Archie Young was the son of Archie Young – an anatomist in Glasgow, and grandson of Archie Young – Professor of Surgery in Glasgow. A family tradition of excellence – sealed in a name. In addition to his medical studies our Archie Young was an extreme athlete – excelling in sports from swimming to rugby and eventually ice-climbing. Bringing these attributes together his research and clinical interests focussed on improving and maintaining physical fitness and strength in late life. He showed that it is not inevitable that older people lose muscle strength – exercise can reverse the decline – with benefits to general health, including mental health. He co-authored ‘Physical activity for patients: an exercise prescription’ for the Royal College of Physicians 2001 – his chapter 5 (p31-42) addresses health in old age.

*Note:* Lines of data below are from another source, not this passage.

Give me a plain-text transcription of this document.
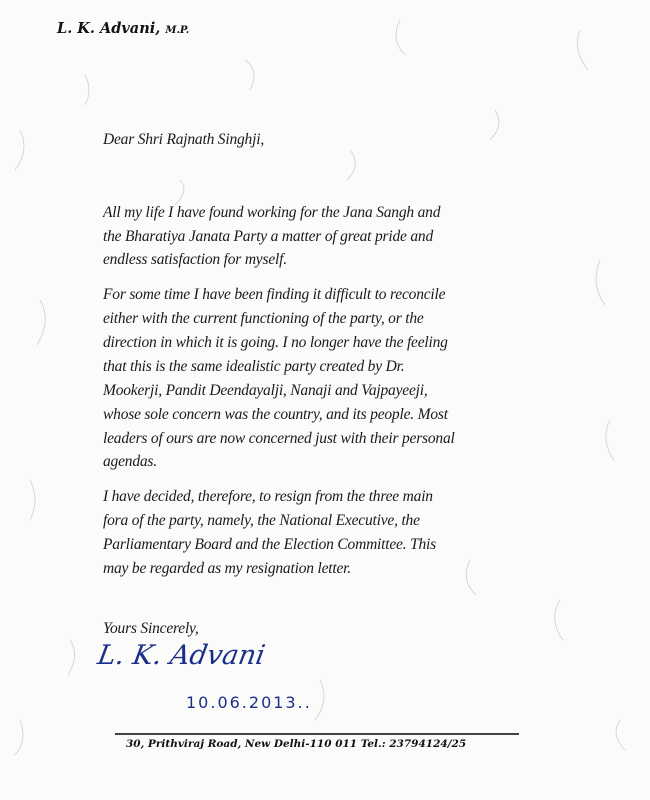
L. K. Advani, M.P.
Dear Shri Rajnath Singhji,
All my life I have found working for the Jana Sangh and
the Bharatiya Janata Party a matter of great pride and
endless satisfaction for myself.
For some time I have been finding it difficult to reconcile
either with the current functioning of the party, or the
direction in which it is going. I no longer have the feeling
that this is the same idealistic party created by Dr.
Mookerji, Pandit Deendayalji, Nanaji and Vajpayeeji,
whose sole concern was the country, and its people. Most
leaders of ours are now concerned just with their personal
agendas.
I have decided, therefore, to resign from the three main
fora of the party, namely, the National Executive, the
Parliamentary Board and the Election Committee. This
may be regarded as my resignation letter.
Yours Sincerely,
L. K. Advani
10.06.2013..
30, Prithviraj Road, New Delhi-110 011 Tel.: 23794124/25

Sad to learn that his last years included life with Lewy Body Disorder – despite which he remained active. Lewy Body Dementia was not recognised when I began to practice but was identified in the late 1970s by researchers in Nottingham and Newcastle.

Living with Lewy body dementia

There is no recognised association with previous athleticism – on the contrary – physical activity is held to protect against the development of Parkinsonism and Lewy Bodies characterised by accumulation of alpha-synuclein. The mix of physical and mental symptoms can be ameliorated by regular exercise.

So much to learn. So many good people to be grateful for.